After a loss of that magnitude, I bet he’s beaming from ear to ear.
Drop the blame game, and learn from the mistakes
Long before Nick Saban arrived in Tuscaloosa, there was a football coach at Alabama named Paul “Bear” Bryant. One of the coaching legend’s famous quotes went something like this: “If anything goes bad, I did it. If anything goes semi-good, then we did it. If anything goes real good, then you did it. That’s all it takes to get people to win football games.” In his later years, Bryant routinely went out of his way to take public blame for any and all mistakes by coaches or players.
Saban doesn’t hew perfectly to this script. He has a hard time, particularly in post-game comments when emotions are still high, not pointing out the mistakes of others even while saying that he is “ultimately” responsible.
For instance, after the loss on Saturday Saban said that it made perfect sense to trot out a little-used back-up kicker for a high-pressure play with very low chance of success. (How many 57-yard field goals have you seen made in college games this year?) He also clearly felt that his players blew it when they didn’t tackle the Auburn player on the return. “’Grif’ makes them from 60 in practice,” he said. “He didn’t hit it right. We still should have covered it. You’re supposed to fan out, and cover it.”
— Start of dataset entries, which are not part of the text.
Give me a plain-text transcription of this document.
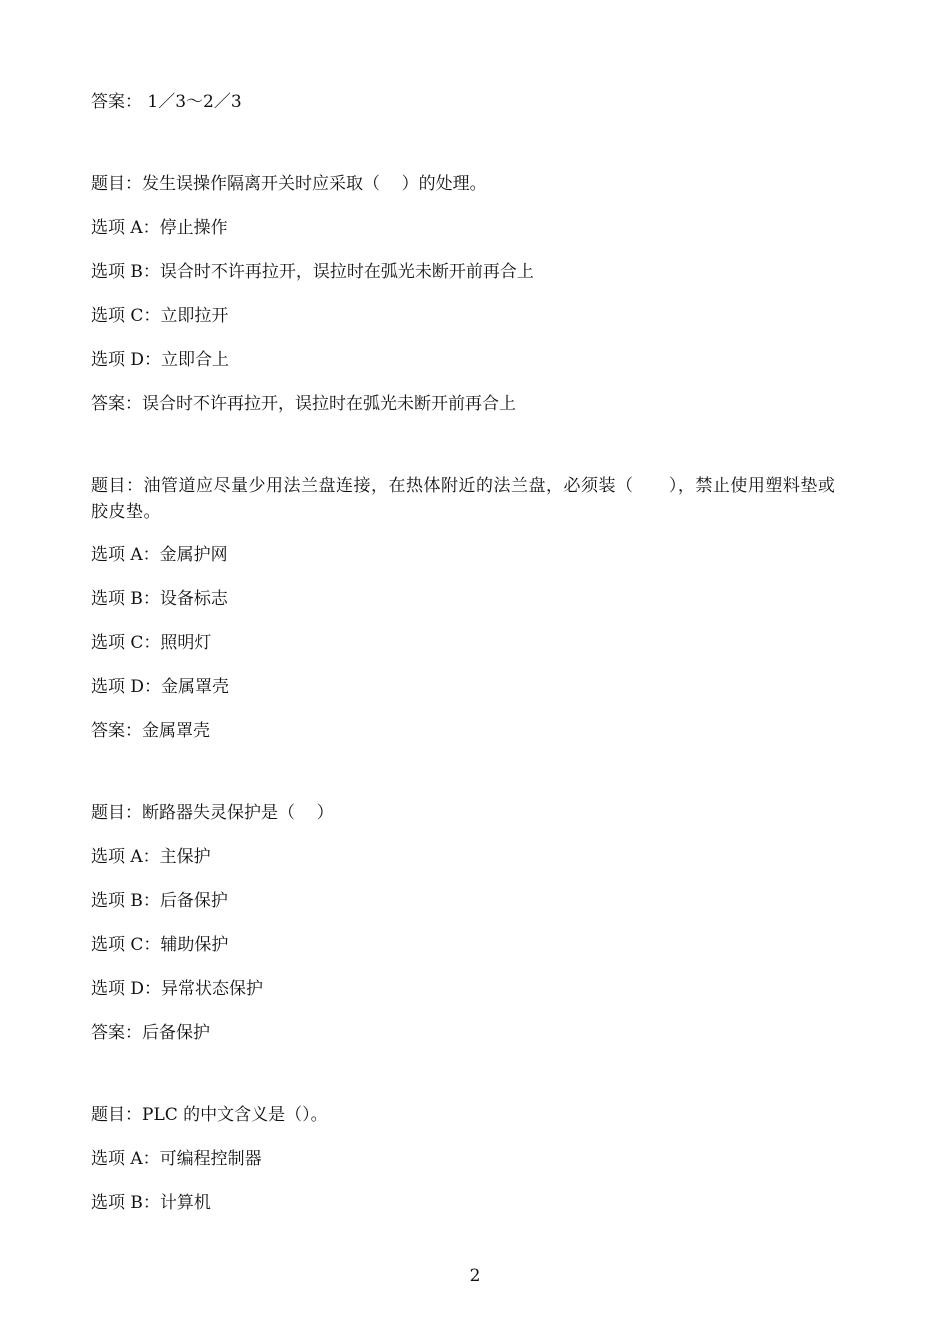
答案： 1／3～2／3
题目：发生误操作隔离开关时应采取（    ）的处理。
选项 A：停止操作
选项 B：误合时不许再拉开，误拉时在弧光未断开前再合上
选项 C：立即拉开
选项 D：立即合上
答案：误合时不许再拉开，误拉时在弧光未断开前再合上
题目：油管道应尽量少用法兰盘连接，在热体附近的法兰盘，必须装（      ），禁止使用塑料垫或胶皮垫。
选项 A：金属护网
选项 B：设备标志
选项 C：照明灯
选项 D：金属罩壳
答案：金属罩壳
题目：断路器失灵保护是（    ）
选项 A：主保护
选项 B：后备保护
选项 C：辅助保护
选项 D：异常状态保护
答案：后备保护
题目：PLC 的中文含义是（）。
选项 A：可编程控制器
选项 B：计算机
2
But Saban is a master at moving on and finding the lessons in a loss, without castigating his coaches. “In the staff meeting, he’s the most self-critical,” said Smart last year. “He’ll say, ‘There’s no need to defend the call. Don’t defend what you did. I’m not criticizing you. I’m doing self-analysis of what could we have done differently.’” Saban is meticulous about probing his own mistakes for lessons. “He is a quality control guy,” said Smart. “When I say quality control, I’m talking about looking at what we did and how can we do it better. All part of the Process.”
Next time Saban is tempted to try a 57-yarder, we can expect his team to be better drilled on defending the potential return.
Stop whining and stay paranoid
A hallmark of Saban’s Process is the 24-hour rule: enjoy your success on Saturday or wallow in your self-pity for a maximum of 24 hours, and then get back to doing all the little things that you need to do to win. The Alabama players and coaches could spend 10 lifetimes analyzing all the small breaks or mistakes that cost them the game. The fans (myself included, truth be told) certainly will. What if the Auburn defensive end hadn’t been left unblocked on a crucial 4th and 1? Saban will seek to harness that what-if energy from his players for what remains of this season and, more importantly, for next year, and channel it into a redoubled work ethic.
There is a fundamental paradox in Saban’s Process: It breeds success. Yet the very success it enables threatens future success. So, in a way, a soul-crushing loss is a gift, a way of getting everybody’s full attention again. A little bit of failure can be a huge motivation tool.
“When people have success, one of two things happen,” Saban told me before last season. “They either get really satisfied and want to keep thinking about it and talking about what they did, or the success becomes a little addictive, and it makes them want to keep having more. That drive and motivation makes you understand the next challenge is that you’re going to be a target, and you really need to focus on the things that helped you be successful and continue to improve. Otherwise somebody’s going to pass you up.”
Even after a defeat, Saban and the Tide remain a high-value target for the rest of the college football world. And you can bet that he will make sure that his players and coaches don’t spend the off-season feeling satisfied.